Człowiek nie wielbłąd, pić musi – nawodnienie
Równie ważną rzeczą, co odżywianie na trasie maratonu, jest odpowiednie nawodnienie organizmu. I w tym miejscu jest jedna, najważniejsza zasada – przyjmowanie płynów musi odbywać się regularnie, na każdym punkcie odżywczym, po kilka łyków, tak, żeby nie doprowadzić do uczucia pragnienia, bo jeśli już będzie nam się chciało pić to może się okazać za późno. To sygnał, że utrata płynów jest już na takim poziomie, że organizm zaczął dawać sygnały i tej utraty już w trakcie biegu nie nadrobimy. Tutaj także polecam trening picia w biegu podczas własnych treningów biegowych – picie z kubeczka podczas biegu, to już wyższa szkoła jazdy. Co może pójść nie tak? Zaczynając od tego, że możemy zgubić wzięty od wolontariusza kubeczek z wodą, to w najlepszym wypadku możemy mniej lub więcej tej wody wylać na siebie. W najgorszym wciągniemy ją nosem lub się nią zakrztusimy – sprawdzone, nie polecam. ;)
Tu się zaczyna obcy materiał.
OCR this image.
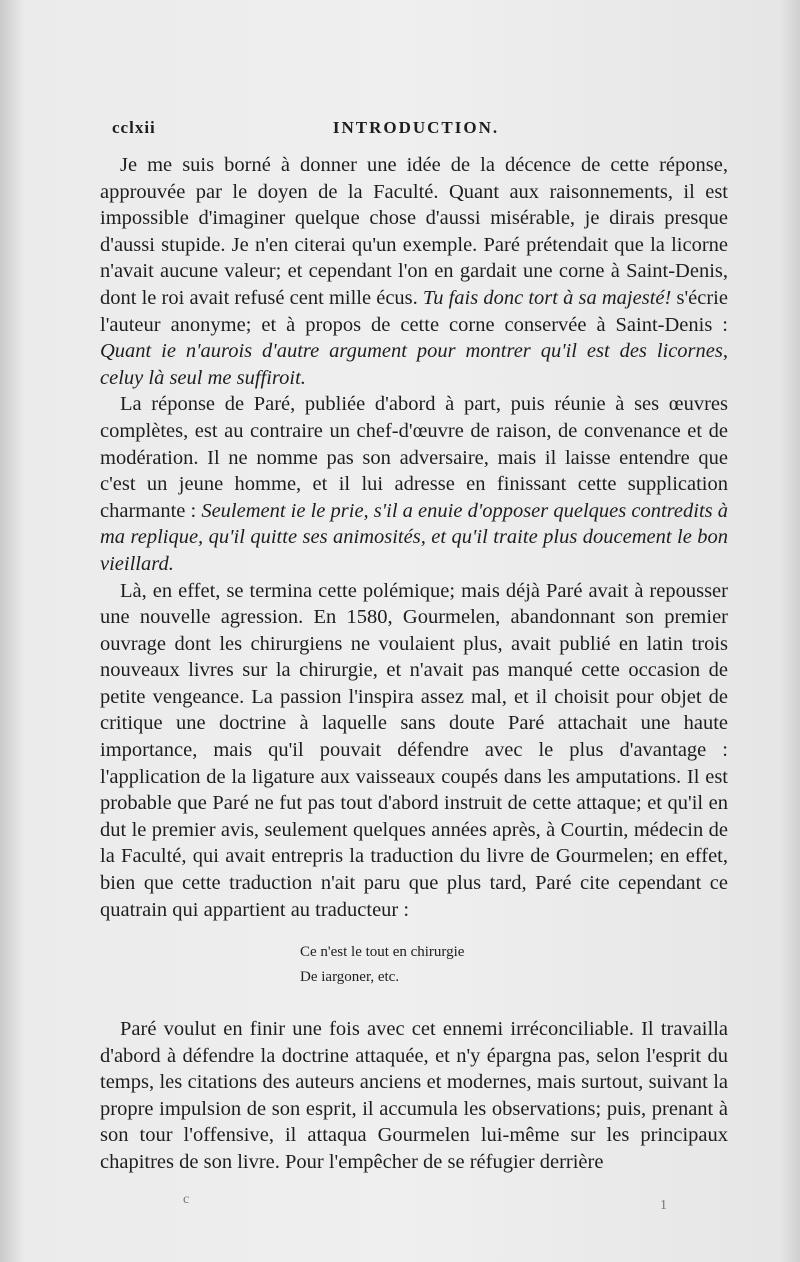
cclxii	INTRODUCTION.

Je me suis borné à donner une idée de la décence de cette réponse, approuvée par le doyen de la Faculté. Quant aux raisonnements, il est impossible d'imaginer quelque chose d'aussi misérable, je dirais presque d'aussi stupide. Je n'en citerai qu'un exemple. Paré prétendait que la licorne n'avait aucune valeur; et cependant l'on en gardait une corne à Saint-Denis, dont le roi avait refusé cent mille écus. Tu fais donc tort à sa majesté! s'écrie l'auteur anonyme; et à propos de cette corne conservée à Saint-Denis : Quant ie n'aurois d'autre argument pour montrer qu'il est des licornes, celuy là seul me suffiroit.

La réponse de Paré, publiée d'abord à part, puis réunie à ses œuvres complètes, est au contraire un chef-d'œuvre de raison, de convenance et de modération. Il ne nomme pas son adversaire, mais il laisse entendre que c'est un jeune homme, et il lui adresse en finissant cette supplication charmante : Seulement ie le prie, s'il a enuie d'opposer quelques contredits à ma replique, qu'il quitte ses animosités, et qu'il traite plus doucement le bon vieillard.

Là, en effet, se termina cette polémique; mais déjà Paré avait à repousser une nouvelle agression. En 1580, Gourmelen, abandonnant son premier ouvrage dont les chirurgiens ne voulaient plus, avait publié en latin trois nouveaux livres sur la chirurgie, et n'avait pas manqué cette occasion de petite vengeance. La passion l'inspira assez mal, et il choisit pour objet de critique une doctrine à laquelle sans doute Paré attachait une haute importance, mais qu'il pouvait défendre avec le plus d'avantage : l'application de la ligature aux vaisseaux coupés dans les amputations. Il est probable que Paré ne fut pas tout d'abord instruit de cette attaque; et qu'il en dut le premier avis, seulement quelques années après, à Courtin, médecin de la Faculté, qui avait entrepris la traduction du livre de Gourmelen; en effet, bien que cette traduction n'ait paru que plus tard, Paré cite cependant ce quatrain qui appartient au traducteur :

Ce n'est le tout en chirurgie
De iargoner, etc.

Paré voulut en finir une fois avec cet ennemi irréconciliable. Il travailla d'abord à défendre la doctrine attaquée, et n'y épargna pas, selon l'esprit du temps, les citations des auteurs anciens et modernes, mais surtout, suivant la propre impulsion de son esprit, il accumula les observations; puis, prenant à son tour l'offensive, il attaqua Gourmelen lui-même sur les principaux chapitres de son livre. Pour l'empêcher de se réfugier derrière

c	1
To, czy do nawadniania będziemy wykorzystywać samą wodę czy izotonik, jest już kwestią indywidualną, co kto lubi, po czym się dobrze czuje lub co ustali z dietetykiem.
Mały tip ode mnie: polecam sprawdzenie jaką wodę i/lub izotonik będzie oferował na trasie organizator podczas naszego biegu i w miarę możliwości wdrożenie do treningów właśnie tego produktu. To wszystko ma na celu przygotowanie organizmu i zmniejszenie liczby sytuacji, które mogą nas zaskoczyć, a które mogliśmy zaplanować, przewidzieć, a co najważniejsze – przygotować się do nich.
Każdy z nas jest inny, a organizm to złożona i fascynująca maszyna, która, gdy tylko o nią odpowiednio zadbamy i nauczymy się odczytywać wysyłane sygnały, będzie nam sprzyjać w realizacji naszych biegowych „szaleństw”. Maraton jest wyzwaniem nie tylko dla ciała, ale i dla głowy. Dlatego im więcej rzeczy mamy przećwiczonych, wytrenowanych i zaplanowanych, tym mniej niespodzianek może nas spotkać na trasie królewskiego dystansu i będziemy mogli z powodzeniem i z uśmiechem minąć tę magiczną i jedyną w swoim rodzaju metę. Metę maratonu.